Moments later he had raced through the passage of the house and had burst out into the street itself, where he entreated three startled workmen, who were at that time, passing the house, to follow him. It was with some trepidation that they went with him through the corridor to the back step and, on beholding the cause of his evident agitation, they wasted no time in going to fetch the police.

THE POLICE ARRIVE
The first police officer on the scene was Inspector Joseph Chandler, who was joined at 6.30am by Divisional Police Surgeon Dr. George Bagster Phillips.
Phillips performed an examination of the body, and its immediate surroundings. He, so he later stated, deduced that the killer had grabbed Annie Chapman by the chin and partially strangled her before cutting her throat and attempting to sever her head. Her abdomen had been “entirely laid open” and the intestines had been lifted from the body and placed by the shoulder. In addition, the killer had also cut out and gone off with Annie Chapman’s womb.
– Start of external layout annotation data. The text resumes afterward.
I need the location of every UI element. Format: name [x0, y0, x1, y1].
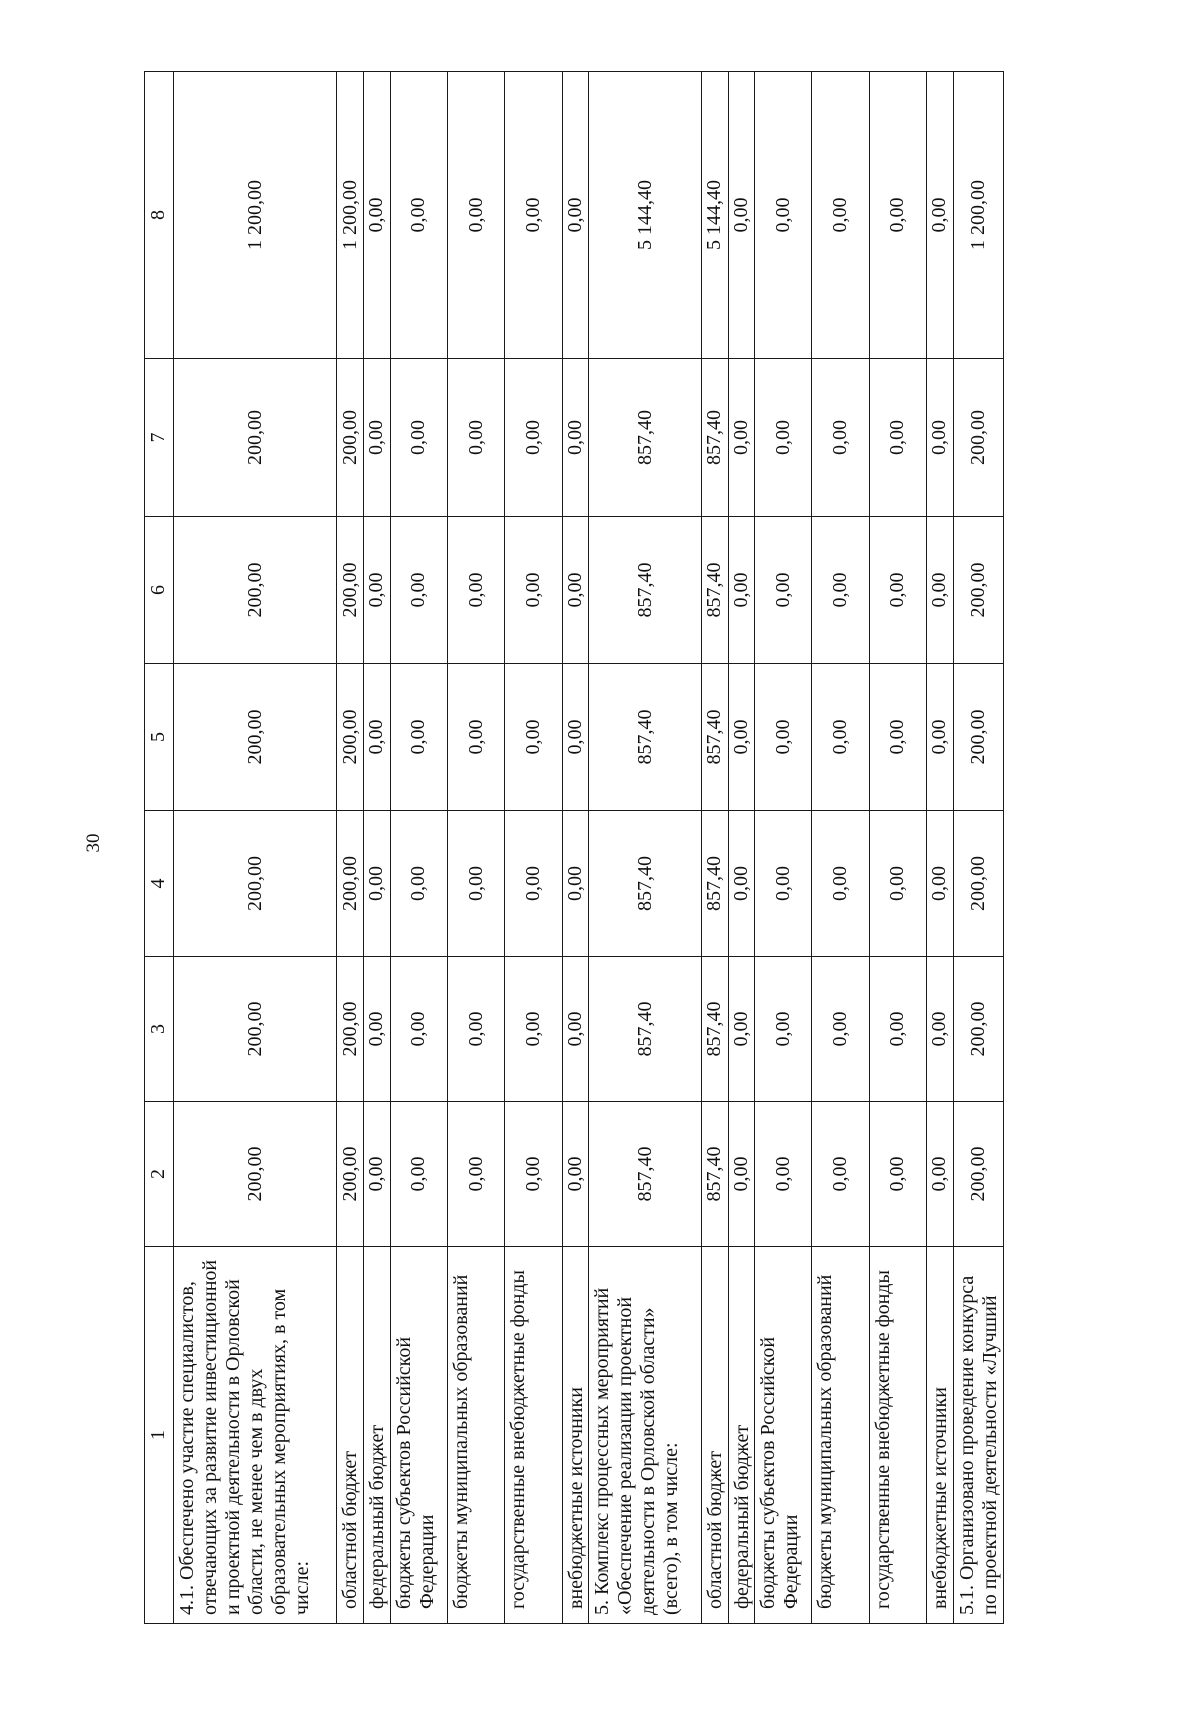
value-cell: 0,00	[927, 664, 954, 811]
row-label: бюджеты субъектов Российской Федерации	[755, 1247, 812, 1624]
total-cell: 0,00	[728, 72, 755, 359]
value-cell: 0,00	[505, 957, 562, 1102]
value-cell: 0,00	[728, 359, 755, 517]
value-cell: 200,00	[337, 811, 364, 957]
value-cell: 0,00	[448, 811, 505, 957]
value-cell: 200,00	[953, 1102, 1003, 1247]
value-cell: 857,40	[701, 957, 728, 1102]
row-label: областной бюджет	[337, 1247, 364, 1624]
value-cell: 200,00	[337, 517, 364, 664]
value-cell: 0,00	[869, 1102, 926, 1247]
total-cell: 5 144,40	[701, 72, 728, 359]
value-cell: 0,00	[755, 957, 812, 1102]
total-cell: 1 200,00	[173, 72, 337, 359]
value-cell: 200,00	[953, 811, 1003, 957]
table-row	[812, 72, 869, 1624]
value-cell: 0,00	[812, 517, 869, 664]
value-cell: 200,00	[173, 517, 337, 664]
row-label: государственные внебюджетные фонды	[505, 1247, 562, 1624]
value-cell: 0,00	[562, 359, 589, 517]
value-cell: 0,00	[364, 811, 391, 957]
table-row	[448, 72, 505, 1624]
value-cell: 0,00	[562, 811, 589, 957]
value-cell: 200,00	[953, 664, 1003, 811]
total-cell: 0,00	[505, 72, 562, 359]
header-cell: 7	[145, 359, 174, 517]
value-cell: 857,40	[701, 811, 728, 957]
value-cell: 0,00	[812, 957, 869, 1102]
row-label: внебюджетные источники	[927, 1247, 954, 1624]
value-cell: 200,00	[173, 811, 337, 957]
value-cell: 857,40	[589, 664, 702, 811]
value-cell: 0,00	[562, 517, 589, 664]
value-cell: 0,00	[812, 359, 869, 517]
total-cell: 0,00	[562, 72, 589, 359]
value-cell: 0,00	[755, 811, 812, 957]
value-cell: 0,00	[448, 664, 505, 811]
value-cell: 857,40	[589, 957, 702, 1102]
value-cell: 0,00	[390, 811, 447, 957]
total-cell: 0,00	[755, 72, 812, 359]
value-cell: 0,00	[562, 957, 589, 1102]
table-row	[337, 72, 364, 1624]
total-cell: 1 200,00	[337, 72, 364, 359]
total-cell: 1 200,00	[953, 72, 1003, 359]
value-cell: 0,00	[869, 811, 926, 957]
total-cell: 0,00	[390, 72, 447, 359]
value-cell: 0,00	[390, 517, 447, 664]
value-cell: 857,40	[589, 811, 702, 957]
value-cell: 0,00	[390, 957, 447, 1102]
table-row	[869, 72, 926, 1624]
value-cell: 200,00	[173, 1102, 337, 1247]
value-cell: 0,00	[755, 1102, 812, 1247]
table-row	[953, 72, 1003, 1624]
value-cell: 0,00	[755, 517, 812, 664]
value-cell: 0,00	[364, 664, 391, 811]
value-cell: 0,00	[562, 664, 589, 811]
value-cell: 857,40	[589, 517, 702, 664]
table-row	[562, 72, 589, 1624]
header-cell: 6	[145, 517, 174, 664]
table-row	[927, 72, 954, 1624]
total-cell: 0,00	[869, 72, 926, 359]
value-cell: 0,00	[390, 359, 447, 517]
value-cell: 0,00	[812, 811, 869, 957]
value-cell: 0,00	[728, 1102, 755, 1247]
row-label: областной бюджет	[701, 1247, 728, 1624]
value-cell: 857,40	[589, 1102, 702, 1247]
value-cell: 200,00	[173, 359, 337, 517]
row-label: бюджеты субъектов Российской Федерации	[390, 1247, 447, 1624]
value-cell: 857,40	[701, 664, 728, 811]
value-cell: 0,00	[755, 664, 812, 811]
value-cell: 0,00	[869, 957, 926, 1102]
value-cell: 200,00	[173, 957, 337, 1102]
value-cell: 0,00	[927, 359, 954, 517]
header-row	[145, 72, 174, 1624]
value-cell: 0,00	[562, 1102, 589, 1247]
header-cell: 1	[145, 1247, 174, 1624]
value-cell: 0,00	[728, 664, 755, 811]
row-label: 5.1. Организовано проведение конкурса по проектной деятельности «Лучший	[953, 1247, 1003, 1624]
value-cell: 0,00	[390, 664, 447, 811]
header-cell: 8	[145, 72, 174, 359]
value-cell: 0,00	[448, 517, 505, 664]
total-cell: 0,00	[364, 72, 391, 359]
value-cell: 0,00	[505, 517, 562, 664]
value-cell: 0,00	[728, 957, 755, 1102]
value-cell: 0,00	[364, 1102, 391, 1247]
row-label: федеральный бюджет	[364, 1247, 391, 1624]
value-cell: 200,00	[953, 517, 1003, 664]
table-row	[173, 72, 337, 1624]
value-cell: 0,00	[505, 1102, 562, 1247]
value-cell: 0,00	[505, 359, 562, 517]
table-row	[390, 72, 447, 1624]
header-cell: 5	[145, 664, 174, 811]
table-row	[505, 72, 562, 1624]
value-cell: 200,00	[173, 664, 337, 811]
value-cell: 0,00	[364, 517, 391, 664]
value-cell: 0,00	[812, 1102, 869, 1247]
value-cell: 0,00	[812, 664, 869, 811]
value-cell: 857,40	[701, 517, 728, 664]
table-row	[701, 72, 728, 1624]
value-cell: 0,00	[869, 359, 926, 517]
value-cell: 857,40	[701, 359, 728, 517]
value-cell: 857,40	[701, 1102, 728, 1247]
total-cell: 0,00	[812, 72, 869, 359]
value-cell: 0,00	[927, 1102, 954, 1247]
value-cell: 857,40	[589, 359, 702, 517]
total-cell: 5 144,40	[589, 72, 702, 359]
value-cell: 0,00	[505, 664, 562, 811]
row-label: бюджеты муниципальных образований	[448, 1247, 505, 1624]
page-number: 30	[83, 833, 104, 853]
value-cell: 0,00	[927, 811, 954, 957]
row-label: бюджеты муниципальных образований	[812, 1247, 869, 1624]
value-cell: 0,00	[869, 664, 926, 811]
total-cell: 0,00	[448, 72, 505, 359]
table-row	[589, 72, 702, 1624]
value-cell: 0,00	[927, 517, 954, 664]
value-cell: 0,00	[728, 517, 755, 664]
value-cell: 200,00	[337, 1102, 364, 1247]
table-row	[755, 72, 812, 1624]
row-label: внебюджетные источники	[562, 1247, 589, 1624]
value-cell: 0,00	[448, 957, 505, 1102]
value-cell: 0,00	[728, 811, 755, 957]
value-cell: 0,00	[364, 359, 391, 517]
value-cell: 200,00	[337, 664, 364, 811]
table-row	[728, 72, 755, 1624]
row-label: 4.1. Обеспечено участие специалистов, отвечающих за развитие инвестиционной и проектной деятельности в Орловской области, не менее чем в двух образовательных мероприятиях, в том числе:	[173, 1247, 337, 1624]
header-cell: 4	[145, 811, 174, 957]
header-cell: 2	[145, 1102, 174, 1247]
value-cell: 200,00	[337, 957, 364, 1102]
value-cell: 0,00	[448, 359, 505, 517]
header-cell: 3	[145, 957, 174, 1102]
value-cell: 200,00	[953, 957, 1003, 1102]
rotated-table-wrapper	[144, 72, 1004, 1624]
table-row	[364, 72, 391, 1624]
value-cell: 0,00	[505, 811, 562, 957]
value-cell: 0,00	[364, 957, 391, 1102]
budget-table	[144, 71, 1004, 1624]
value-cell: 0,00	[927, 957, 954, 1102]
value-cell: 200,00	[337, 359, 364, 517]
value-cell: 0,00	[755, 359, 812, 517]
value-cell: 0,00	[390, 1102, 447, 1247]
value-cell: 0,00	[448, 1102, 505, 1247]
row-label: 5. Комплекс процессных мероприятий «Обеспечение реализации проектной деятельности в Орловской области» (всего), в том числе:	[589, 1247, 702, 1624]
total-cell: 0,00	[927, 72, 954, 359]
value-cell: 200,00	[953, 359, 1003, 517]
value-cell: 0,00	[869, 517, 926, 664]
row-label: федеральный бюджет	[728, 1247, 755, 1624]
row-label: государственные внебюджетные фонды	[869, 1247, 926, 1624]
However, since there was little more to be done at the scene, the body was soon carried from the premises, lifted onto a police ambulance – which, in reality was little more than a handcart, and was taken to the nearby Workhouse mortuary.
Over the coming days, the local residents discovered a surprising advantage to their sudden notoriety as they found that they could charge a few pence to sightseers who wanted to view the murder site from their windows that overlooked it.
TERROR AND PANIC
But Annie’s murder had another, more serious impact on the district as a whole. For, it also sent a surge of terror stricken panic coursing through the neighbourhood as the residents began to realise the nature of the monster that was loose in their midst. Mobs roamed the streets determined to wreak vengeance on anyone they thought by be responsible or involved and suspicions began to focus on the local immigrant community, made up largely of Jewish migrants from Eastern Europe.
INNOCENT JEWS ATTACKED
Innocent Jews were barracked, attacked, and beaten to taunting cries that “no Englishman is capable of crimes such as these.” As one newspaper put it “a touch would fire the whole district in the mood in which it is now.”
Desperate to contain the anti-Semitic unrest that was now rampant in the area, large numbers of police were drafted into the district from other parts of London.
Their presence appeared to deter the killer and, for a brief period, the local populace enjoyed a respite from their autumn of terror.